1. çalışma isteğinde olan, fakat aradığı halde iş sahibi olamayan kadınların oluşturduğu işsizliktir.
dünya bankası verilerine göre türkiye'de 2000 yılında kadın işsizliği %6,1, 2014 yılında ise %10,7. erkek işsizliği 2000 yılında %6,7 iken, 2014 yılında %8,6.
tabii ki kadın işsizliğinin artmasında kadınların iş gücüne katılım oranının artmasının da etkisi var. fakat zaten iş gücüne katılım oranında çok büyük değişiklik olmadığı için, etki sınırlı seviyede.
kadınların iş gücüne katılım oranı 2000 yılında %27,7, 2014 yılında %30,5.
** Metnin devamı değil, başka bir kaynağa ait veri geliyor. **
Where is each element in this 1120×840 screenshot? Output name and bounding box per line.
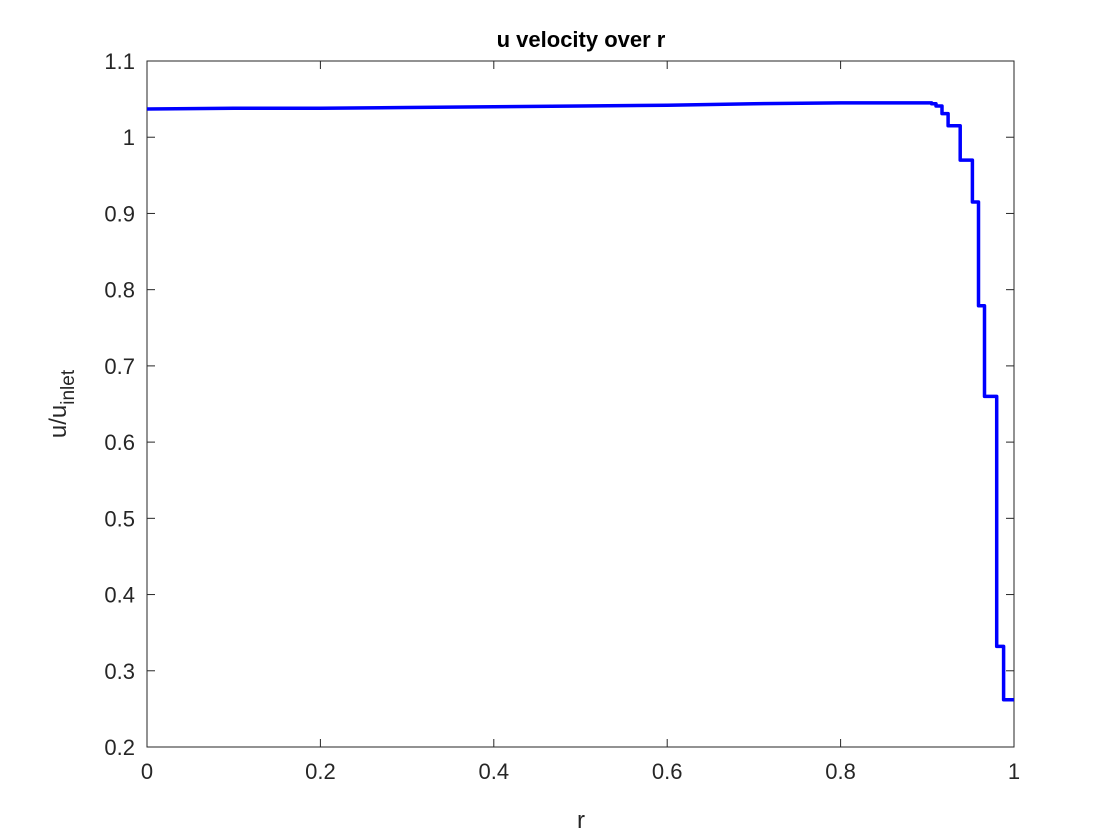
x-tick-label: 0.8 xyxy=(825,759,856,784)
y-tick-label: 0.6 xyxy=(104,430,135,455)
y-tick-label: 0.7 xyxy=(104,354,135,379)
chart-title: u velocity over r xyxy=(497,27,666,52)
x-tick-label: 0.6 xyxy=(652,759,683,784)
y-tick-label: 0.5 xyxy=(104,506,135,531)
y-tick-label: 0.3 xyxy=(104,659,135,684)
x-tick-label: 0.4 xyxy=(479,759,510,784)
y-tick-label: 1 xyxy=(123,125,135,150)
series-line xyxy=(146,101,1014,702)
y-tick-label: 1.1 xyxy=(104,49,135,74)
x-tick-label: 0 xyxy=(141,759,153,784)
y-axis-label-subscript: inlet xyxy=(58,369,79,405)
y-tick-label: 0.4 xyxy=(104,583,135,608)
y-axis-label-base: u/u xyxy=(45,405,72,438)
y-axis-label: u/uinlet xyxy=(45,369,79,438)
x-tick-label: 1 xyxy=(1008,759,1020,784)
x-axis-label: r xyxy=(577,807,585,834)
tick-labels: 0 0.2 0.4 0.6 0.8 10.20.30.40.50.60.70.80.911… xyxy=(104,49,1020,784)
y-tick-label: 0.8 xyxy=(104,278,135,303)
y-tick-label: 0.2 xyxy=(104,735,135,760)
y-tick-label: 0.9 xyxy=(104,201,135,226)
plot-area xyxy=(146,60,1015,748)
axis-ticks xyxy=(146,60,1015,748)
x-tick-label: 0.2 xyxy=(305,759,336,784)
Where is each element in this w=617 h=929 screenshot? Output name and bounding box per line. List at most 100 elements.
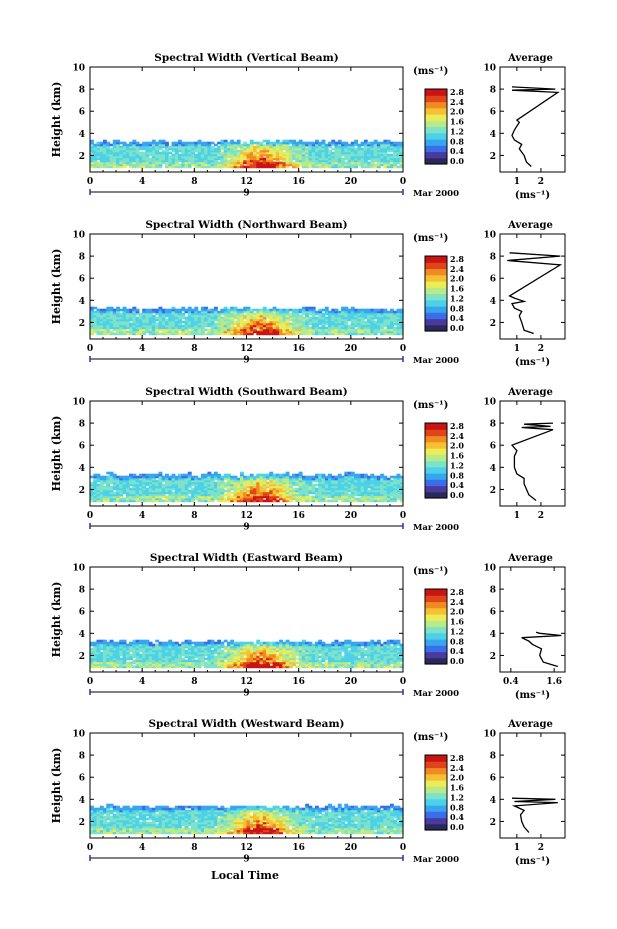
heatmap-cell (99, 651, 104, 655)
heatmap-cell (200, 663, 205, 667)
heatmap-cell (210, 318, 215, 322)
heatmap-cell (354, 483, 358, 487)
heatmap-cell (142, 639, 147, 643)
heatmap-cell (308, 330, 313, 334)
heatmap-cell (93, 649, 98, 653)
heatmap-cell (295, 475, 300, 479)
heatmap-cell (168, 491, 173, 495)
heatmap-cell (305, 487, 310, 491)
heatmap-cell (249, 495, 254, 499)
heatmap-cell (288, 649, 293, 653)
heatmap-cell (298, 491, 303, 495)
heatmap-cell (262, 473, 267, 477)
heatmap-cell (279, 497, 283, 501)
heatmap-cell (301, 328, 306, 332)
average-y-tick-label: 8 (490, 420, 496, 430)
heatmap-cell (272, 489, 277, 493)
heatmap-cell (282, 320, 287, 324)
heatmap-cell (138, 497, 143, 501)
heatmap-cell (109, 479, 114, 483)
heatmap-cell (240, 657, 244, 661)
heatmap-cell (191, 141, 195, 145)
heatmap-cell (197, 318, 202, 322)
heatmap-cell (331, 475, 336, 479)
heatmap-cell (109, 663, 114, 667)
heatmap-cell (246, 312, 251, 316)
heatmap-cell (187, 483, 192, 487)
heatmap-cell (295, 477, 300, 481)
heatmap-cell (191, 481, 195, 485)
heatmap-cell (129, 330, 133, 334)
heatmap-cell (191, 322, 195, 326)
heatmap-cell (337, 322, 342, 326)
heatmap-cell (210, 639, 215, 643)
heatmap-cell (99, 659, 104, 663)
heatmap-cell (292, 659, 296, 663)
heatmap-cell (148, 661, 153, 665)
heatmap-cell (321, 651, 326, 655)
heatmap-cell (103, 645, 107, 649)
heatmap-cell (194, 493, 199, 497)
heatmap-cell (321, 143, 326, 147)
heatmap-cell (256, 655, 261, 659)
heatmap-cell (399, 312, 404, 316)
heatmap-cell (125, 649, 130, 653)
heatmap-cell (171, 141, 176, 145)
heatmap-cell (370, 326, 375, 330)
heatmap-cell (236, 477, 241, 481)
heatmap-cell (109, 665, 114, 669)
heatmap-cell (181, 316, 186, 320)
heatmap-cell (305, 330, 310, 334)
heatmap-cell (259, 310, 264, 314)
heatmap-cell (151, 328, 156, 332)
heatmap-cell (240, 489, 244, 493)
heatmap-cell (285, 491, 290, 495)
heatmap-cell (344, 485, 349, 489)
heatmap-cell (168, 320, 173, 324)
heatmap-cell (171, 477, 176, 481)
heatmap-cell (210, 326, 215, 330)
heatmap-cell (288, 141, 293, 145)
heatmap-cell (315, 493, 319, 497)
heatmap-cell (138, 493, 143, 497)
heatmap-cell (240, 653, 244, 657)
heatmap-cell (223, 322, 228, 326)
heatmap-cell (174, 665, 179, 669)
colorbar-segment (425, 157, 447, 165)
heatmap-cell (282, 316, 287, 320)
heatmap-cell (220, 651, 225, 655)
heatmap-cell (357, 499, 362, 503)
heatmap-cell (99, 499, 104, 503)
colorbar-segment (425, 460, 447, 468)
heatmap-cell (191, 318, 195, 322)
heatmap-cell (308, 145, 313, 149)
heatmap-cell (386, 328, 391, 332)
heatmap-cell (262, 493, 267, 497)
heatmap-cell (315, 159, 319, 163)
heatmap-cell (155, 489, 160, 493)
heatmap-cell (184, 153, 189, 157)
heatmap-cell (119, 165, 124, 169)
heatmap-cell (311, 657, 316, 661)
heatmap-cell (122, 310, 127, 314)
heatmap-cell (200, 651, 205, 655)
heatmap-cell (106, 471, 111, 475)
heatmap-cell (138, 495, 143, 499)
heatmap-cell (240, 318, 244, 322)
heatmap-cell (269, 489, 274, 493)
heatmap-cell (354, 489, 358, 493)
heatmap-cell (226, 314, 231, 318)
heatmap-cell (226, 310, 231, 314)
heatmap-cell (285, 326, 290, 330)
heatmap-cell (249, 641, 254, 645)
heatmap-cell (396, 489, 401, 493)
heatmap-cell (341, 143, 345, 147)
heatmap-cell (256, 473, 261, 477)
heatmap-cell (142, 643, 147, 647)
heatmap-cell (334, 483, 339, 487)
heatmap-cell (135, 145, 140, 149)
heatmap-cell (184, 145, 189, 149)
heatmap-cell (93, 487, 98, 491)
heatmap-cell (181, 647, 186, 651)
heatmap-cell (236, 647, 241, 651)
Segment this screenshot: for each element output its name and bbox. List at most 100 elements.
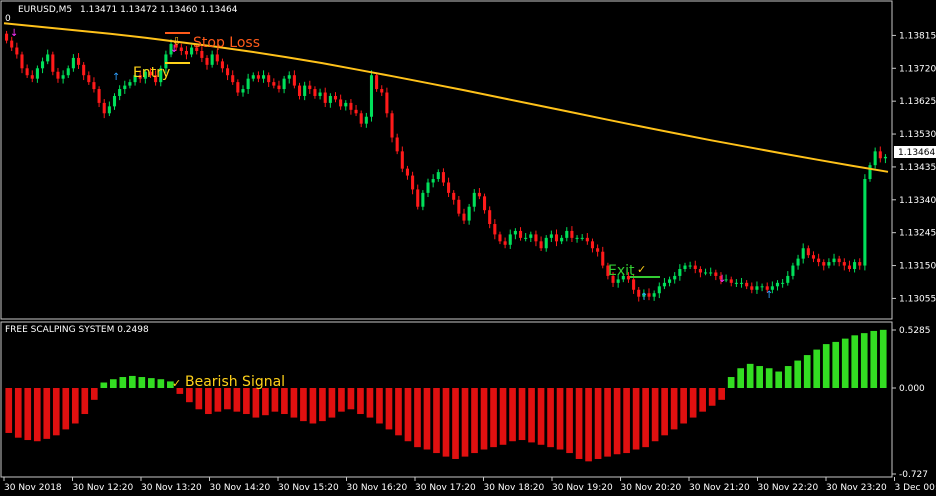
- histogram-bar: [252, 388, 260, 418]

erkeklerin iş gücüne katılım oranı 2000 yılında %73, 2014 yılında %71.
(2015 verileri henüz açıklanmadı)
gelelim zurnanın zırt dediği yere. türkiye ile aynı sekansta gösterilen rusya'da kadınların iş gücüne katılım oranı 2014 yılında %48,3, yine türkiye gibi "yükselen piyasa" olan brezilya'da %41,2. bu ülkelerde kadın işsizliği 2014 yılında rusya'da %4,8, brezilya'da -son dönemlerde ekonomileri berbat durumda olduğu halde- %8,7. gelişmiş ülkelerden de bir örnek verelim, almanya'da 2014 yılı kadınların iş gücüne katılım oranı %45,9, kadın işsizliği oranı %4,8.
yani karşılaştırdığınız zaman türkiye'de kadın işsizliğinin ve kadın istihdamının ne durumda olduğunu görebilirsiniz. kadınların son dönemlerde iş hayatına daha çok dahil olması elbette farkediliyor ama düşünün, toplam emek gücünün yalnızca %30,5'i kadın 2014 yılında. piyasadaki cinsiyetçi uygulamalar, özellikle kadınlara uygulanan mobbing gibi etkenler kadın işsizliğini artırıyor. erkeklerde kadınların iş hayatına dahil olmasını sindirememiş, azımsanmayacak bir kitle var. bırakın piyasadaki aktörleri, bu ülkede zamanın maliye bakanı olan mehmet şimşek'in "kadınlar iş aradığı için işszilik yüksek" diyerek algı yönetimi yapıp, işsizlik gibi tamamen devletin sorumluluğunda bir konuyu bile kadınlara yıktığını gördü bu gözler. hey yavrum hey.